A cura della Dott. Marika di Benedetto
In passato l’allenatore faticava ad identificarsi con gli allievi: si ricercava infatti una separazione netta dei ruoli e si riteneva che nella relazione tra allenatore e allievo non potesse esserci spazio per l’amicizia. Oggi, anche se da un lato troviamo ancora allenatori irriducibili, “super partes”, dall’altro sta prendendo sempre più piede la figura dell’allenatore come maestro e compagno non solo di allenamento ma anche di vita.
Scopriamone le funzioni…
L’allenatore è prima di tutto un tecnico sportivo che sviluppa e trasmette conoscenze specifiche e prepara la squadra alla competizione. Deve perciò essere persuasivo, intelligente, conoscitore della materia, flessibile, motivato al raggiungimento degli obiettivi che si prefigge e dotato di alta autostima.
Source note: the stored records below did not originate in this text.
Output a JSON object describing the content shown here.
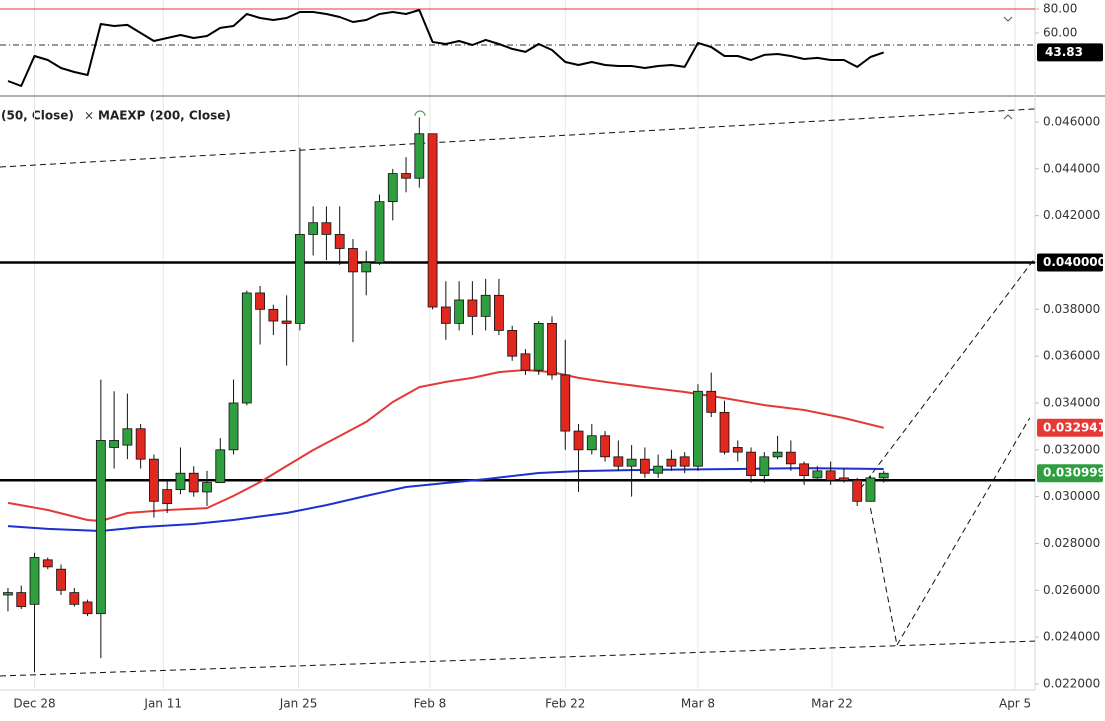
{
  "chart_data": [
    {
      "type": "line",
      "xlim": [
        -0.6,
        77.4
      ],
      "ylim": [
        8.3,
        87.5
      ],
      "yticks": [
        {
          "value": 80,
          "label": "80.00"
        },
        {
          "value": 60,
          "label": "60.00"
        }
      ],
      "levels": [
        {
          "value": 80,
          "color": "#e53935",
          "style": "solid"
        },
        {
          "value": 50,
          "color": "#333333",
          "style": "dashdot"
        }
      ],
      "series": [
        {
          "color": "#000000",
          "values": [
            20.0,
            15.8,
            40.8,
            37.5,
            30.8,
            27.5,
            25.0,
            67.5,
            65.8,
            66.7,
            60.0,
            53.3,
            55.8,
            58.3,
            55.8,
            57.5,
            64.2,
            65.8,
            75.8,
            72.5,
            70.8,
            72.5,
            77.5,
            77.5,
            75.8,
            73.3,
            69.2,
            70.8,
            75.8,
            77.5,
            75.8,
            79.2,
            52.5,
            50.8,
            53.3,
            50.0,
            54.2,
            50.8,
            46.7,
            44.2,
            50.8,
            45.8,
            35.8,
            33.3,
            35.8,
            33.3,
            32.5,
            32.5,
            30.8,
            32.5,
            33.3,
            31.7,
            51.7,
            48.3,
            40.8,
            40.8,
            37.5,
            41.7,
            42.5,
            40.8,
            38.3,
            39.2,
            37.5,
            37.5,
            31.7,
            40.0,
            43.83
          ]
        }
      ],
      "grid": true,
      "xticks": [
        2,
        11.7,
        21.9,
        31.8,
        42,
        52,
        62.1,
        75.9
      ]
    },
    {
      "type": "candlestick",
      "xlim": [
        -0.6,
        77.4
      ],
      "ylim": [
        0.02174,
        0.04707
      ],
      "xticks": [
        {
          "value": 2,
          "label": "Dec 28"
        },
        {
          "value": 11.7,
          "label": "Jan 11"
        },
        {
          "value": 21.9,
          "label": "Jan 25"
        },
        {
          "value": 31.8,
          "label": "Feb 8"
        },
        {
          "value": 42,
          "label": "Feb 22"
        },
        {
          "value": 52,
          "label": "Mar 8"
        },
        {
          "value": 62.1,
          "label": "Mar 22"
        },
        {
          "value": 75.9,
          "label": "Apr 5"
        }
      ],
      "yticks": [
        {
          "value": 0.022,
          "label": "0.022000"
        },
        {
          "value": 0.024,
          "label": "0.024000"
        },
        {
          "value": 0.026,
          "label": "0.026000"
        },
        {
          "value": 0.028,
          "label": "0.028000"
        },
        {
          "value": 0.03,
          "label": "0.030000"
        },
        {
          "value": 0.032,
          "label": "0.032000"
        },
        {
          "value": 0.034,
          "label": "0.034000"
        },
        {
          "value": 0.036,
          "label": "0.036000"
        },
        {
          "value": 0.038,
          "label": "0.038000"
        },
        {
          "value": 0.04,
          "label": "0.040000"
        },
        {
          "value": 0.042,
          "label": "0.042000"
        },
        {
          "value": 0.044,
          "label": "0.044000"
        },
        {
          "value": 0.046,
          "label": "0.046000"
        }
      ],
      "grid": true,
      "up_color": "#2e9e3e",
      "down_color": "#e0281e",
      "open": [
        0.0258,
        0.0259,
        0.0254,
        0.0273,
        0.0269,
        0.0259,
        0.0255,
        0.025,
        0.0321,
        0.0322,
        0.0329,
        0.0316,
        0.0303,
        0.0303,
        0.031,
        0.0302,
        0.0306,
        0.032,
        0.034,
        0.0387,
        0.038,
        0.0375,
        0.0374,
        0.0412,
        0.0417,
        0.0412,
        0.0406,
        0.0396,
        0.04,
        0.0426,
        0.0438,
        0.0436,
        0.0455,
        0.0381,
        0.0374,
        0.0384,
        0.0377,
        0.0386,
        0.0371,
        0.0361,
        0.0354,
        0.0374,
        0.0352,
        0.0328,
        0.032,
        0.0326,
        0.0317,
        0.0313,
        0.0316,
        0.031,
        0.0316,
        0.0317,
        0.0313,
        0.0345,
        0.0336,
        0.0321,
        0.0319,
        0.0309,
        0.0317,
        0.0319,
        0.0314,
        0.0308,
        0.0311,
        0.0308,
        0.0307,
        0.0298,
        0.0308
      ],
      "high": [
        0.0261,
        0.0262,
        0.0276,
        0.0274,
        0.0271,
        0.0261,
        0.0256,
        0.035,
        0.0345,
        0.0344,
        0.0331,
        0.0318,
        0.0307,
        0.0321,
        0.0313,
        0.0311,
        0.0325,
        0.035,
        0.0388,
        0.039,
        0.0382,
        0.0386,
        0.0449,
        0.0424,
        0.0424,
        0.0424,
        0.041,
        0.0405,
        0.0429,
        0.044,
        0.0445,
        0.0462,
        0.0455,
        0.0392,
        0.0392,
        0.0392,
        0.0393,
        0.0393,
        0.0373,
        0.0363,
        0.0375,
        0.0377,
        0.0367,
        0.0331,
        0.0331,
        0.0328,
        0.0324,
        0.0322,
        0.0321,
        0.0318,
        0.032,
        0.0319,
        0.0348,
        0.0353,
        0.0341,
        0.0324,
        0.0321,
        0.0319,
        0.0326,
        0.0324,
        0.0315,
        0.0313,
        0.0315,
        0.0312,
        0.0308,
        0.0309,
        0.0311
      ],
      "low": [
        0.0251,
        0.0252,
        0.0225,
        0.0269,
        0.0258,
        0.0253,
        0.0249,
        0.0231,
        0.0312,
        0.0316,
        0.0312,
        0.0291,
        0.0293,
        0.0301,
        0.03,
        0.0296,
        0.0306,
        0.0318,
        0.0339,
        0.0365,
        0.0369,
        0.0356,
        0.0371,
        0.0403,
        0.0401,
        0.0399,
        0.0366,
        0.0386,
        0.0399,
        0.0418,
        0.043,
        0.0432,
        0.038,
        0.0367,
        0.0371,
        0.0369,
        0.0371,
        0.0369,
        0.0358,
        0.0352,
        0.0352,
        0.035,
        0.032,
        0.0302,
        0.0318,
        0.0315,
        0.0311,
        0.03,
        0.0308,
        0.0308,
        0.0311,
        0.031,
        0.0311,
        0.0334,
        0.0318,
        0.0315,
        0.0306,
        0.0306,
        0.0316,
        0.0311,
        0.0305,
        0.0307,
        0.0305,
        0.0306,
        0.0296,
        0.0298,
        0.0306
      ],
      "close": [
        0.0259,
        0.0253,
        0.0274,
        0.027,
        0.026,
        0.0254,
        0.025,
        0.0324,
        0.0324,
        0.0329,
        0.0316,
        0.0298,
        0.0297,
        0.031,
        0.0302,
        0.0306,
        0.032,
        0.034,
        0.0387,
        0.038,
        0.0375,
        0.0374,
        0.0412,
        0.0417,
        0.0412,
        0.0406,
        0.0396,
        0.04,
        0.0426,
        0.0438,
        0.0436,
        0.0455,
        0.0381,
        0.0374,
        0.0384,
        0.0377,
        0.0386,
        0.0371,
        0.036,
        0.0354,
        0.0374,
        0.0352,
        0.0328,
        0.032,
        0.0326,
        0.0317,
        0.0313,
        0.0316,
        0.031,
        0.0313,
        0.0313,
        0.0313,
        0.0345,
        0.0336,
        0.0319,
        0.0319,
        0.0309,
        0.0317,
        0.0319,
        0.0314,
        0.0309,
        0.0311,
        0.0307,
        0.0307,
        0.0298,
        0.0308,
        0.030999
      ],
      "last_label": "0.030999",
      "last_color": "#2e9e3e",
      "series": [
        {
          "name": "(50, Close)",
          "color": "#e53935",
          "x": [
            0,
            3,
            6,
            7,
            9,
            12,
            15,
            17,
            19,
            21,
            23,
            25,
            27,
            29,
            31,
            33,
            35,
            37,
            39,
            41,
            43,
            45,
            48,
            51,
            54,
            57,
            60,
            63,
            66
          ],
          "values": [
            0.02973,
            0.02943,
            0.029,
            0.02896,
            0.0293,
            0.02943,
            0.02951,
            0.03003,
            0.03062,
            0.03131,
            0.03199,
            0.03259,
            0.03319,
            0.03404,
            0.03468,
            0.0349,
            0.03507,
            0.03532,
            0.03541,
            0.03532,
            0.03507,
            0.0349,
            0.03468,
            0.03447,
            0.03421,
            0.03391,
            0.0337,
            0.03336,
            0.032941
          ],
          "last_label": "0.032941"
        },
        {
          "name": "MAEXP (200, Close)",
          "color": "#1f2fd0",
          "x": [
            0,
            3,
            7,
            10,
            14,
            17,
            21,
            24,
            27,
            30,
            33,
            36,
            40,
            43,
            48,
            55,
            60,
            66
          ],
          "values": [
            0.02874,
            0.02862,
            0.02853,
            0.0287,
            0.02883,
            0.029,
            0.0293,
            0.02964,
            0.03003,
            0.03041,
            0.03058,
            0.03075,
            0.03101,
            0.03109,
            0.03114,
            0.03118,
            0.03122,
            0.03118
          ]
        }
      ],
      "levels": [
        {
          "value": 0.04,
          "label": "0.040000"
        },
        {
          "value": 0.0307
        }
      ],
      "trendlines": [
        {
          "x": [
            -0.6,
            77.4
          ],
          "values": [
            0.04408,
            0.04656
          ]
        },
        {
          "x": [
            -0.6,
            77.4
          ],
          "values": [
            0.02234,
            0.02383
          ]
        },
        {
          "x": [
            63.8,
            77.4
          ],
          "values": [
            0.03,
            0.04019
          ]
        },
        {
          "x": [
            65.0,
            67.0
          ],
          "values": [
            0.02951,
            0.02366
          ]
        },
        {
          "x": [
            67.0,
            77.0
          ],
          "values": [
            0.02366,
            0.03336
          ]
        }
      ]
    }
  ]
}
Ma è anche un educatore, poiché concorre allo sviluppo della personalità dell’atleta, veicola valori morali come l’onestà, il fair play, la volontà, la civiltà e l’integrità che vanno al di là del singolo risultato sportivo e che sono il fondamento stesso dello sport, si pone come un modello insostituibile per i suoi piccoli calciatori ed è il primo costruttore dello spirito di squadra. E’ responsabile del gruppo, poiché prende la maggior parte delle decisioni relative allo svolgimento delle attività e si assume la responsabilità dei risultati. A lui spetta anche il ruolo di mantenere ordine e disciplina ma anche di garantire il giusto supporto emotivo ai suoi giocatori.
E’ un organizzatore, poiché programma le attività in modo da raggiungere i risultati previsti, pianifica i compiti da svolgere e analizza i risultati raggiunti al termine delle sessioni di allenamento e/o delle partite.